The ratio of final to initial ABSOLUTE temperature is 319/297 = 1.0741
Absolute pressure increases by the same ratio, so the final absolute pressure is (2.43+1)*1.0741 = 3.663
The final gauge pressure is 2.663 atm. Remember that absolute pressure is always 1 atm more than gauge pressure.
PV = nRT
P/(nT) = constant
To return to original pressure P, n*T must remains the same, so the amount of gas (n) must be multiplied by a factor 1/1.0741 = 0.931
That would require releasing 6.9% of the gas in the tire
To find the new gauge pressure of the car tires after the increase in temperature, we need to use the ideal gas law, which states:
PV = nRT
Where:
P is the pressure
V is the volume
n is the number of moles
R is the ideal gas constant
T is the temperature
First, we need to convert the initial temperature to Kelvin:
Initial temperature = 24 degrees C + 273.15 = 297.15 K
Next, we calculate the initial number of moles of air in the tires. Since we are only interested in the change in pressure, we can assume that the volume remains constant. Therefore, the initial number of moles can be calculated using the initial gauge pressure:
P1 = 2.43 atm (gauge pressure)
Atmospheric pressure = 1 atm
Absolute pressure = Gauge pressure + Atmospheric pressure
P1 absolute = 2.43 atm (gauge pressure) + 1 atm (atmospheric pressure) = 3.43 atm
Now, we can solve for the initial number of moles:
P1V = nRT
n = (P1V) / (RT)
Since volume (V), ideal gas constant (R), and initial temperature (T) are constant, we can ignore them for now.

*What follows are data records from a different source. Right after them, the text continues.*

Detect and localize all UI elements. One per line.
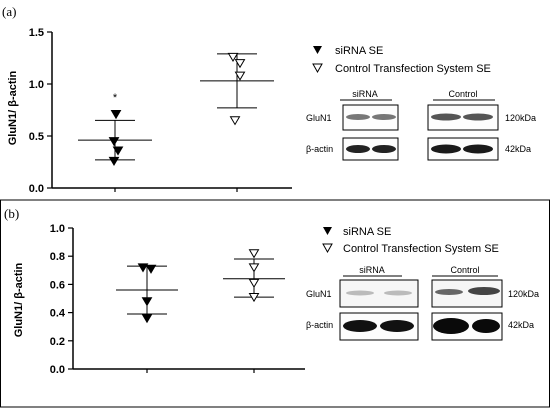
panel-a-blot-images xyxy=(343,105,498,160)
panel-b-blot-size-120: 120kDa xyxy=(508,289,539,299)
panel-a-band xyxy=(431,114,461,121)
panel-a-ticks: 0.0 0.5 1.0 1.5 xyxy=(29,27,237,195)
panel-a-band xyxy=(372,114,396,120)
panel-a-blot-size-120: 120kDa xyxy=(505,113,536,123)
panel-a-blot-row-bactin: β-actin xyxy=(306,144,333,154)
panel-a-band xyxy=(463,114,493,121)
panel-b-legend-marker-control xyxy=(323,244,332,252)
panel-a-legend-control: Control Transfection System SE xyxy=(335,63,491,75)
panel-b-y-tick-label: 1.0 xyxy=(50,223,65,235)
panel-a-band xyxy=(463,145,493,154)
panel-b-band xyxy=(384,291,412,296)
panel-a-label: (a) xyxy=(2,4,16,19)
panel-b-data-point xyxy=(250,264,259,272)
panel-a-significance-star: * xyxy=(113,92,118,104)
panel-a-y-tick-label: 1.0 xyxy=(29,79,44,91)
panel-b-legend-marker-sirna xyxy=(323,227,332,235)
panel-a-band xyxy=(372,145,396,153)
panel-a-blot-row-glun1: GluN1 xyxy=(306,113,332,123)
panel-b: (b) GluN1/ β-actin 0.0 0.2 0.4 0.6 0.8 1.0 si… xyxy=(4,206,539,376)
panel-b-band xyxy=(433,318,469,334)
panel-b-legend-sirna: siRNA SE xyxy=(343,226,391,238)
panel-b-band xyxy=(472,319,500,333)
panel-a-legend-marker-sirna xyxy=(313,46,322,54)
panel-a-band xyxy=(346,114,370,120)
panel-a-data-point xyxy=(110,157,119,165)
panel-b-blot-row-bactin: β-actin xyxy=(306,320,333,330)
panel-a-data-point xyxy=(110,138,119,146)
panel-a-band xyxy=(346,145,370,153)
panel-b-y-tick-label: 0.6 xyxy=(50,279,65,291)
panel-a-blot-header-sirna: siRNA xyxy=(352,89,378,99)
panel-a-data-point xyxy=(112,111,121,119)
panel-b-band xyxy=(380,320,414,332)
panel-b-y-axis-label: GluN1/ β-actin xyxy=(13,262,25,337)
panel-b-legend-control: Control Transfection System SE xyxy=(343,243,499,255)
panel-b-ticks: 0.0 0.2 0.4 0.6 0.8 1.0 xyxy=(50,223,254,376)
panel-a-data-point xyxy=(231,117,240,125)
panel-a-band xyxy=(431,145,461,154)
panel-a: (a) GluN1/ β-actin 0.0 0.5 1.0 1.5 * siRNA … xyxy=(2,4,536,195)
panel-b-y-tick-label: 0.4 xyxy=(50,308,66,320)
panel-b-band xyxy=(346,291,374,296)
panel-b-band xyxy=(468,287,500,295)
panel-b-blot-header-control: Control xyxy=(450,265,479,275)
panel-b-y-tick-label: 0.8 xyxy=(50,251,65,263)
panel-a-blot-header-control: Control xyxy=(448,89,477,99)
panel-b-data-point xyxy=(143,298,152,306)
panel-b-data-point xyxy=(143,315,152,323)
panel-a-y-axis-label: GluN1/ β-actin xyxy=(7,70,19,145)
panel-b-blot-size-42: 42kDa xyxy=(508,320,534,330)
panel-b-y-tick-label: 0.2 xyxy=(50,336,65,348)
panel-a-y-tick-label: 0.0 xyxy=(29,183,44,195)
panel-a-blot-size-42: 42kDa xyxy=(505,144,531,154)
panel-b-y-tick-label: 0.0 xyxy=(50,364,65,376)
panel-b-label: (b) xyxy=(4,206,19,221)
panel-b-blot-header-sirna: siRNA xyxy=(359,265,385,275)
panel-a-legend-marker-control xyxy=(313,64,322,72)
panel-a-legend-sirna: siRNA SE xyxy=(335,45,383,57)
panel-b-blot-images xyxy=(340,280,502,340)
panel-b-data-point xyxy=(250,279,259,287)
panel-b-marks xyxy=(116,250,285,323)
panel-b-data-point xyxy=(250,250,259,258)
panel-b-data-point xyxy=(147,265,156,273)
panel-b-blot-row-glun1: GluN1 xyxy=(306,289,332,299)
panel-a-marks xyxy=(78,53,274,165)
panel-b-band xyxy=(343,320,377,332)
panel-b-band xyxy=(435,289,463,295)
panel-a-y-tick-label: 1.5 xyxy=(29,27,44,39)
panel-a-y-tick-label: 0.5 xyxy=(29,131,44,143)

We are only interested in the change in pressure, so:
n = P1 / R
Substituting the values:
n = 3.43 atm / (0.0821 L*atm/(mol*K))
Now we can calculate the final absolute pressure using the final temperature:
Final temperature = 24 degrees C + 46 degrees C = 70 degrees C = 343.15 K
Using the ideal gas law again:
P2V = nRT
P2 = (nRT2) / V
Since the volume remains constant:
P2 = n * T2
Substituting the values:
P2 = (3.43 atm / (0.0821 L*atm/(mol*K))) * 343.15 K
Now we need to convert the final absolute pressure to gauge pressure:
P2 gauge = P2 - atmospheric pressure
Finally, we calculate the fraction of air that needs to be released to return the pressure to its original value:
Fraction of air released = (P2 - P1) / P2
Now you can perform the calculations to find the new gauge pressure and the fraction of air that needs to be released.